Шаляпин сказал: «Я не плачу в своих ролях, я оплакиваю своих героев…»
Артисты, которые входят в роль так, что их потом колотун бьет – больные люди. Говорят: «Ах! Как она играла, что ее даже в больницу после этого повезли…» Это плохая актриса.
Есть, конечно же, и внутренняя жизнь актера, и то, что Станиславский называл актерской школой переживания, но есть еще и мастерство с техникой, и они должны прежде всего помогать артисту. (XV, 44)
(2010)
Интервьюер: У Вас свои истории отношений со многими из тех актеров, которые снялись в новом фильме <«Утомленные солнцем – 2»>[1]. Не мешали предыдущие опыты?

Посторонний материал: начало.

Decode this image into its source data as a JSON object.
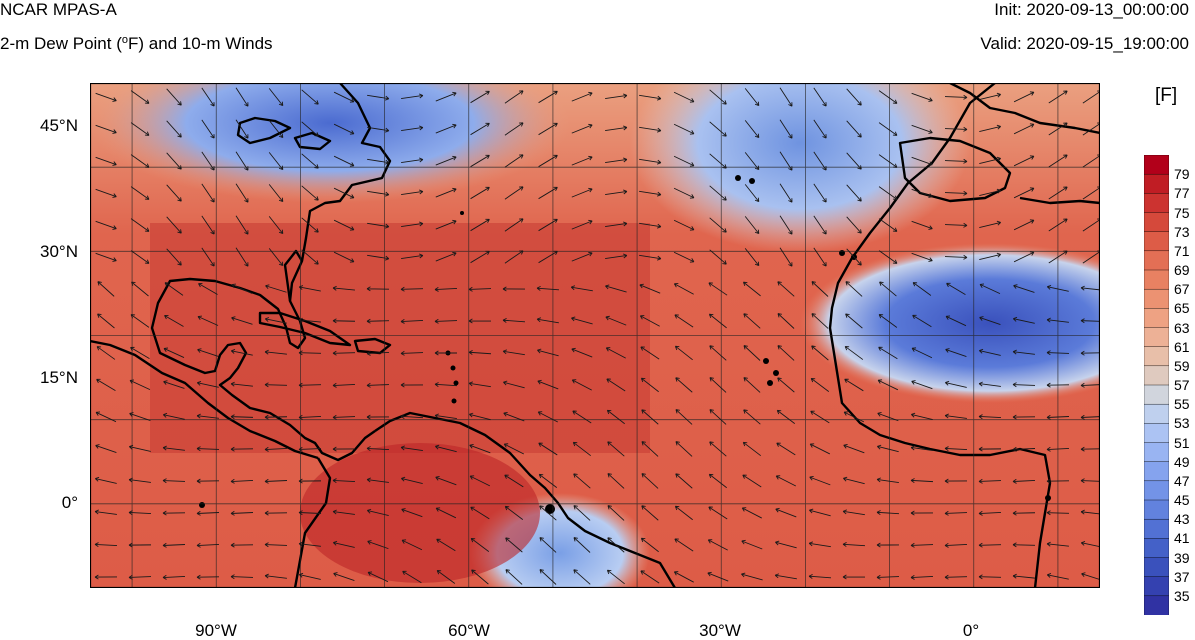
{
  "header": {
    "model": "NCAR MPAS-A",
    "field_prefix": "2-m Dew Point (",
    "field_deg": "o",
    "field_suffix": "F) and 10-m Winds",
    "init": "Init: 2020-09-13_00:00:00",
    "valid": "Valid: 2020-09-15_19:00:00"
  },
  "map": {
    "projection": "cylindrical equidistant",
    "region": "Tropical and subtropical Atlantic",
    "lon_range": [
      -105,
      15
    ],
    "lat_range": [
      -10,
      50
    ],
    "gridlines": true,
    "coastlines": true,
    "wind_vectors": true,
    "lat_ticks": [
      "45°N",
      "30°N",
      "15°N",
      "0°"
    ],
    "lon_ticks": [
      "90°W",
      "60°W",
      "30°W",
      "0°"
    ]
  },
  "colorbar": {
    "units": "[F]",
    "labels": [
      "79",
      "77",
      "75",
      "73",
      "71",
      "69",
      "67",
      "65",
      "63",
      "61",
      "59",
      "57",
      "55",
      "53",
      "51",
      "49",
      "47",
      "45",
      "43",
      "41",
      "39",
      "37",
      "35"
    ],
    "colors": [
      "#b2001a",
      "#c01d24",
      "#cc3330",
      "#d5493b",
      "#dd5c47",
      "#e36f55",
      "#e88162",
      "#ec9272",
      "#eea283",
      "#edb196",
      "#e8bfa9",
      "#dfcabf",
      "#d1d5dd",
      "#bfd0ee",
      "#acc3f3",
      "#99b4f2",
      "#85a3ee",
      "#7393e7",
      "#6282de",
      "#5271d4",
      "#4461c8",
      "#3a51bc",
      "#3441b0",
      "#3032a3"
    ],
    "min": 35,
    "max": 79
  }
}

Прошлое не тяготит ни меня, ни их.
Бывают проблемы – ты работаешь с актером, вы друг друга любите, но актер вдруг убеждается, что эта любовь навсегда! И обижается, что в другом проекте любовь не остается прежней. На многих это оказывает тяжелое действие. Актер – это своеобразная невеста; если не снимешь его в следующем фильме, он превращается в брошенную жену. Но в этом фильме у меня с актерами все сложилось. Я позвонил Гафту и сказал: «У меня есть крошечная роль уголовника по имени Пимен, который знает Уголовный кодекс как свои пять пальцев, но иногда забывает и листает в воздухе страницы». Он спросил: «Когда, где?» Его час одевали, полтора часа гримировали, полчаса снимали. После этого он сказал: «Сколько я вам должен?» В любой шутке есть доля шутки. Он настоящий замечательный русский артист, и для него – счастье попасть в эту атмосферу. И для меня счастье. Для людей, которые любят друг друга, это возможность провести три часа вместе. А что здесь играет Алексей Петренко? Ерунда вроде бы! Я их что – заставил, купил? Они получили ровно столько, столько стоит их съемочный день. Но не ради денег они стали сниматься. Они пришли ради чего-то другого, что нельзя потрогать руками.
Кто-то отказался от предложения сниматься у Вас?
Замечательный артист – Сергей Колтаков. Роль была небольшая, хоть и важная. (I, 143)
(2010)
Все типажи актеров рождаются при написании сценария. Если ты не знаешь, кто будет играть, – это катастрофа. Значит, ты не представляешь, что это за персонаж, и начинаешь пробовать разных актеров. У меня так однажды было: режиссер планировал на одну и ту же роль Вицина, меня и Стриженова. Получается, человек просто не понимает, чего он хочет.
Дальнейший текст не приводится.